Antes de Gomes, a cidade mimetizava europeísmos, por obra e graça (muita graça) de um bispo que mandou e desmandou naquelas bandas durante a primeira metade do século XX: dom José Tupynambá da Frota. Ele queria conferir a Sobral um ar francês e, entre outros lampejos geniais, teve a ideia de homenagear Nossa Senhora de Fátima com um monumento inspirado no Arco do Triunfo, erguido em Paris por Napoleão Bonaparte, para comemorar suas vitórias militares. O monumento está localizado na Avenida Boulevard do Arco. Como tem bares e restaurantes, os sobralenses fazem uma associação imediata. "Ela lembra a Champs-Elysées de Paris", diz o colunista social Arnaud Cavalcante. Sob o domínio do socialista Cid Gomes, Sobral passou a se espelhar nos Estados Unidos. Ele começou a imaginar a aparência globalizada de Sobral em 1996, ainda na condição de deputado estadual. Escalado pela assembleia cearense para a árdua tarefa de fazer um périplo pelas câmaras legislativas americanas, Cid voltou dos Estados Unidos cheio de projetos. No ano seguinte, ao assumir a prefeitura, passou a pô-los em prática.
Seu irmão mais velho, Ciro Gomes, ajudou-o a dar os primeiros passos na americanização de Sobral. Em 1998, Ciro, que frequentou um curso de inglês básico na Universidade Harvard, convenceu uma fundação a doar 36 school buses usados para a prefeitura do irmão. O município precisou arcar somente com o frete dos veículos. Pena que houve um inconveniente: no Ceará, não existem peças nem mecânicos especializados para esse tipo de ônibus. Por isso, eles foram sendo encostados à medida que precisavam de manutenção. Dos 36 ônibus, só três ainda estão em circulação. Numa boa iniciativa, inspirada pelo empenho acadêmico do irmão mais velho, o então prefeito Cid resolveu que daria proficiência em inglês aos alunos das escolas públicas. Para tanto, instalou o Palácio de Ciências e Línguas Estrangeiras em um casarão neoclássico onde funcionou aquele que foi o clube mais elegante da cidade, o Palace. Construiu também um museu em memória da missão de cientistas ingleses que foi a Sobral em 1919, para tentar comprovar a teoria da relatividade por meio da observação de um eclipse. Hoje, o prédio abriga um relativamente bom observatório astronômico.
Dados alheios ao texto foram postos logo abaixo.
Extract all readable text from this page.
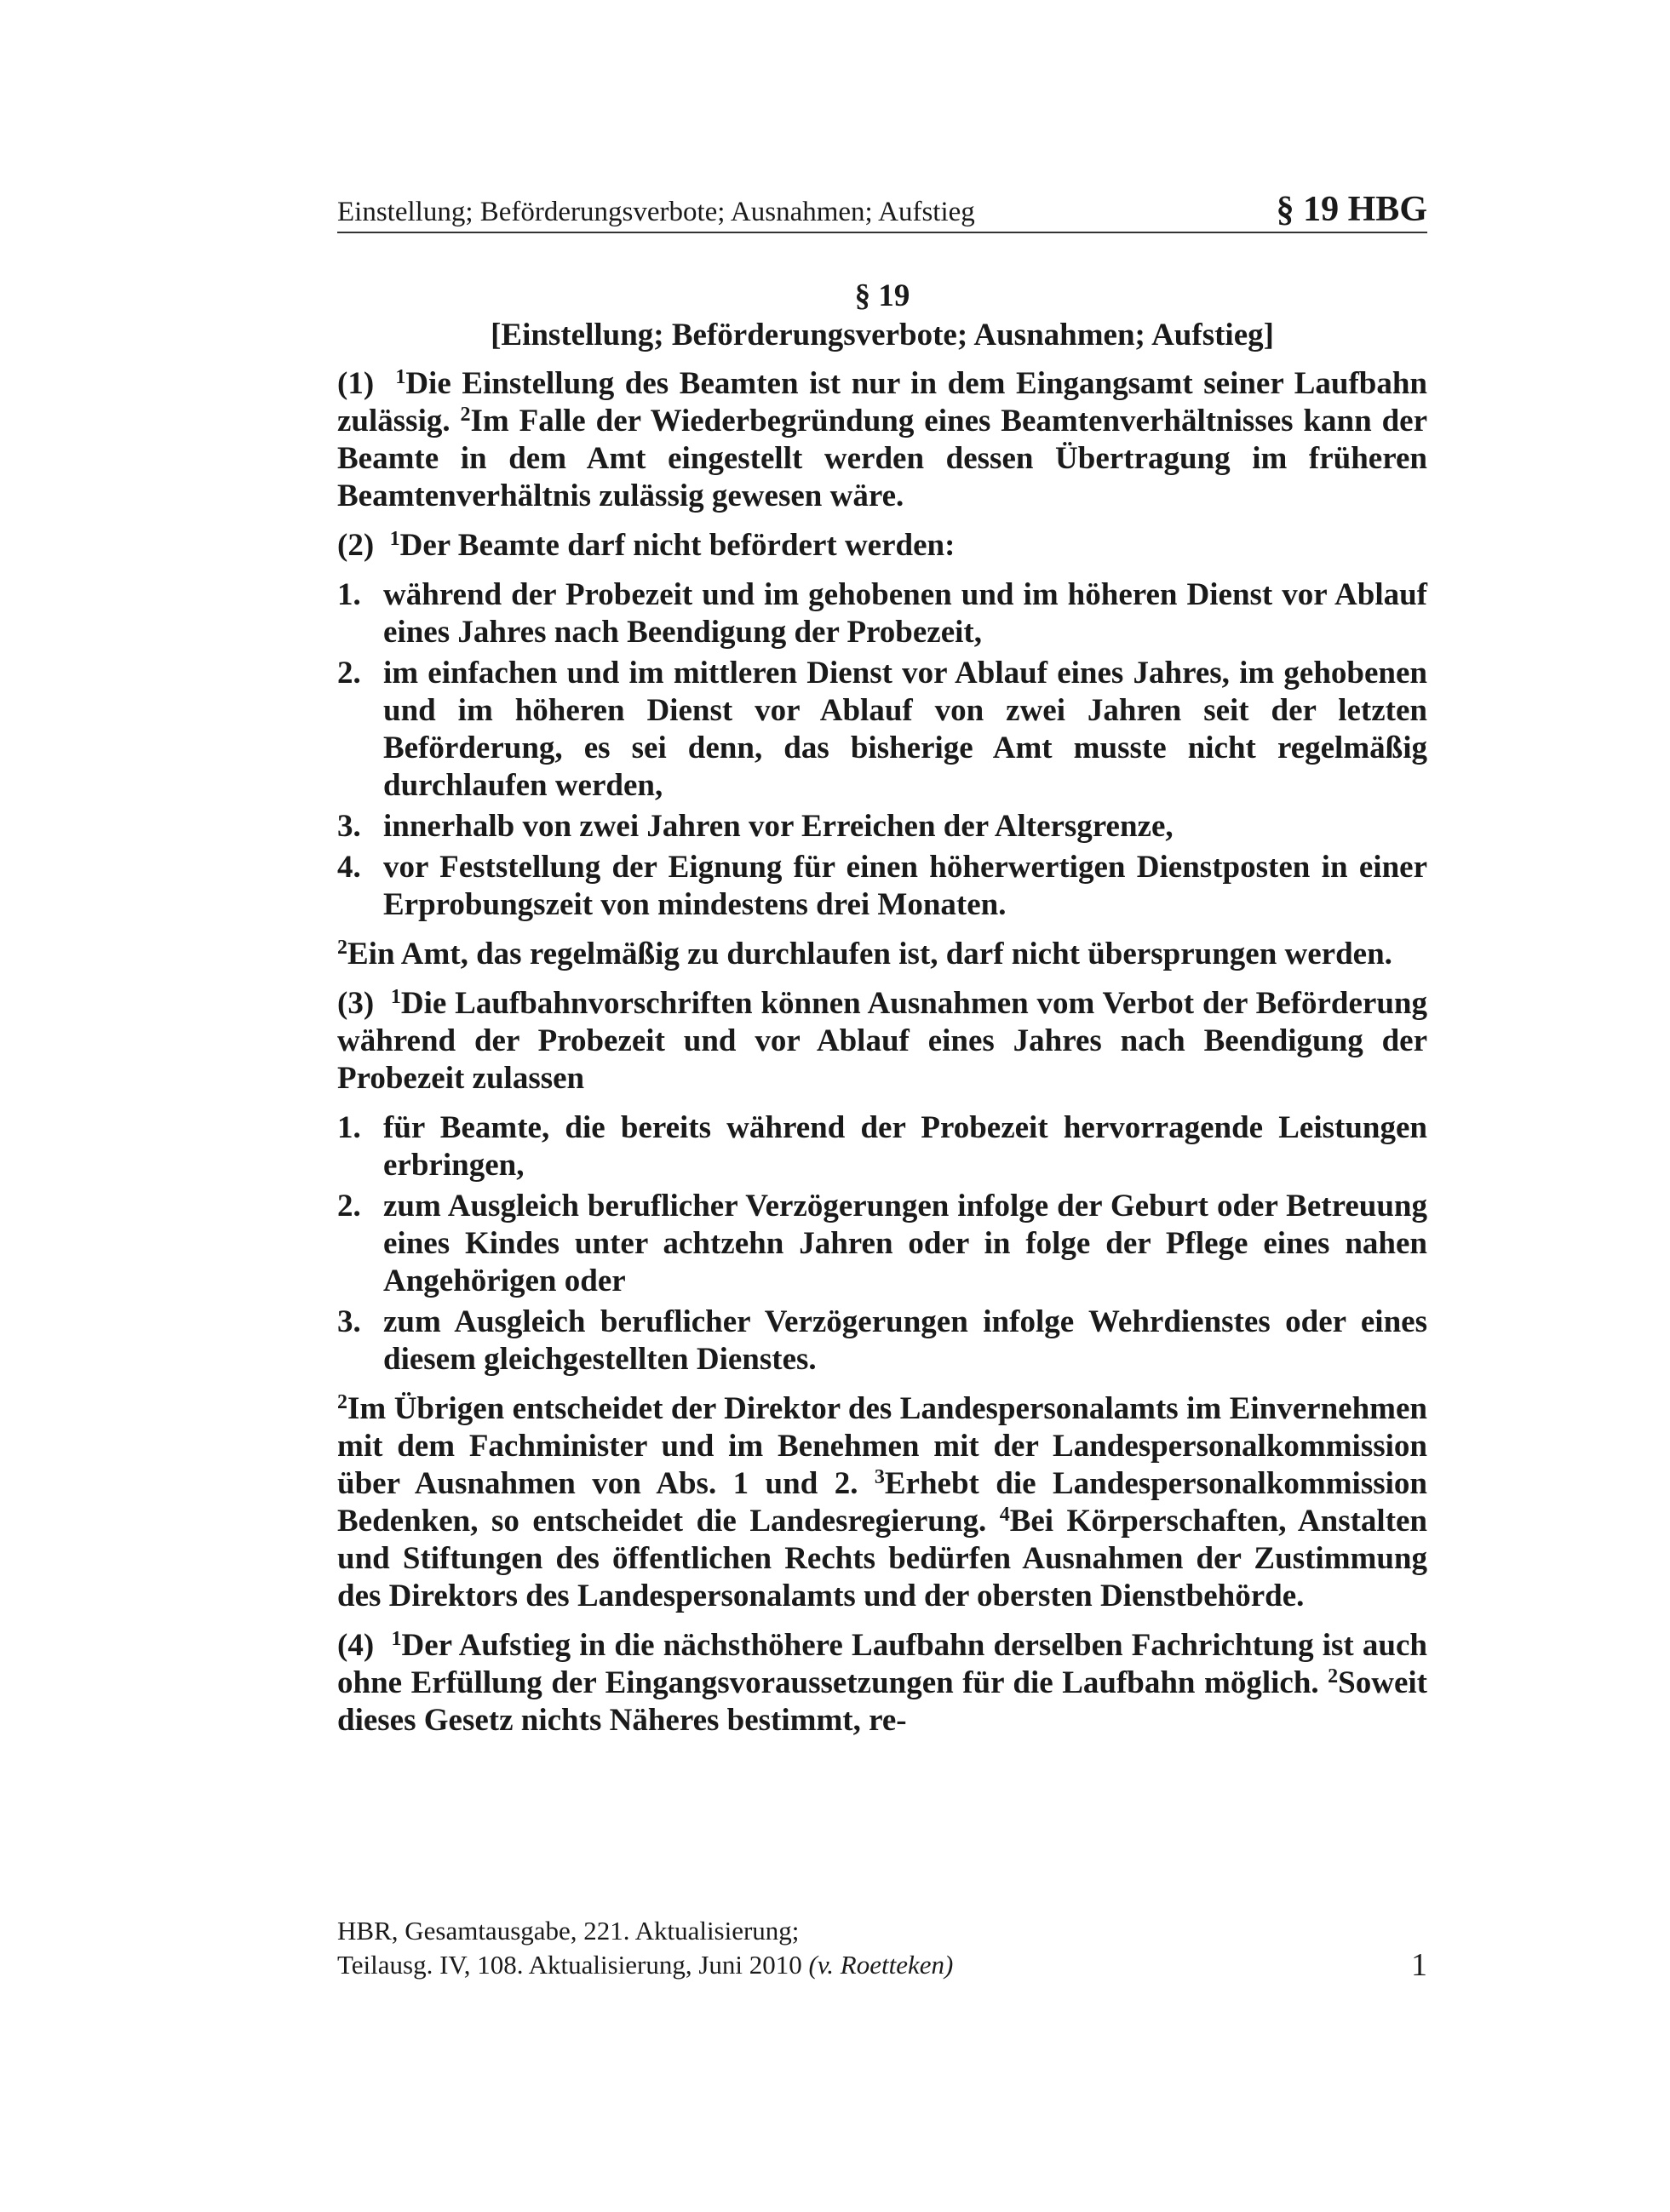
Einstellung; Beförderungsverbote; Ausnahmen; Aufstieg	§ 19 HBG
§ 19
[Einstellung; Beförderungsverbote; Ausnahmen; Aufstieg]
(1) $^1$Die Einstellung des Beamten ist nur in dem Eingangsamt seiner Laufbahn zulässig. $^2$Im Falle der Wiederbegründung eines Beamtenverhältnisses kann der Beamte in dem Amt eingestellt werden dessen Übertragung im früheren Beamtenverhältnis zulässig gewesen wäre.
(2) $^1$Der Beamte darf nicht befördert werden:
1. während der Probezeit und im gehobenen und im höheren Dienst vor Ablauf eines Jahres nach Beendigung der Probezeit,
2. im einfachen und im mittleren Dienst vor Ablauf eines Jahres, im gehobenen und im höheren Dienst vor Ablauf von zwei Jahren seit der letzten Beförderung, es sei denn, das bisherige Amt musste nicht regelmäßig durchlaufen werden,
3. innerhalb von zwei Jahren vor Erreichen der Altersgrenze,
4. vor Feststellung der Eignung für einen höherwertigen Dienstposten in einer Erprobungszeit von mindestens drei Monaten.
$^2$Ein Amt, das regelmäßig zu durchlaufen ist, darf nicht übersprungen werden.
(3) $^1$Die Laufbahnvorschriften können Ausnahmen vom Verbot der Beförderung während der Probezeit und vor Ablauf eines Jahres nach Beendigung der Probezeit zulassen
1. für Beamte, die bereits während der Probezeit hervorragende Leistungen erbringen,
2. zum Ausgleich beruflicher Verzögerungen infolge der Geburt oder Betreuung eines Kindes unter achtzehn Jahren oder in folge der Pflege eines nahen Angehörigen oder
3. zum Ausgleich beruflicher Verzögerungen infolge Wehrdienstes oder eines diesem gleichgestellten Dienstes.
$^2$Im Übrigen entscheidet der Direktor des Landespersonalamts im Einvernehmen mit dem Fachminister und im Benehmen mit der Landespersonalkommission über Ausnahmen von Abs. 1 und 2. $^3$Erhebt die Landespersonalkommission Bedenken, so entscheidet die Landesregierung. $^4$Bei Körperschaften, Anstalten und Stiftungen des öffentlichen Rechts bedürfen Ausnahmen der Zustimmung des Direktors des Landespersonalamts und der obersten Dienstbehörde.
(4) $^1$Der Aufstieg in die nächsthöhere Laufbahn derselben Fachrichtung ist auch ohne Erfüllung der Eingangsvoraussetzungen für die Laufbahn möglich. $^2$Soweit dieses Gesetz nichts Näheres bestimmt, re-
HBR, Gesamtausgabe, 221. Aktualisierung;
Teilausg. IV, 108. Aktualisierung, Juni 2010 (v. Roetteken)	1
Sob a influência de Cid, a cidade foi adotando costumes de climas temperados. A 27 quilômetros do centro, a Serra da Meruoca, um maciço rochoso de 920 metros de altura, sofisticou-se. Em casas com lareira, os ricos aproveitam temperaturas que dizem ser 15 graus mais baixas do que a média de Sobral (30 graus), para usar seus casacos elegantes – um deles, como não poderia deixar de ser, é Cid. Nos restaurantes da Meruoca, saboreiam-se fondues, sopas e chocolate quente. E um festival de inverno oferece atividades culturais aos turistas. É a Aspen do Ceará.
Fotos Manoel Marques |
Paisagem globalizada |
No fim de sua gestão como prefeito, Cid patrocinou três equipes de beisebol e prometeu construir um campo exclusivo para a prática do esporte nas margens do Acaraú – que jamais saiu do papel. "Mas, quando ele era prefeito, nós tinhamos prioridade para usar o campo de futebol", pondera Reinaldo Marques Filho, treinador de todos os times de beisebol locais. Marques Filho é amigo de Cid desde a infância, quando eles viviam sempre alertas como escoteiros.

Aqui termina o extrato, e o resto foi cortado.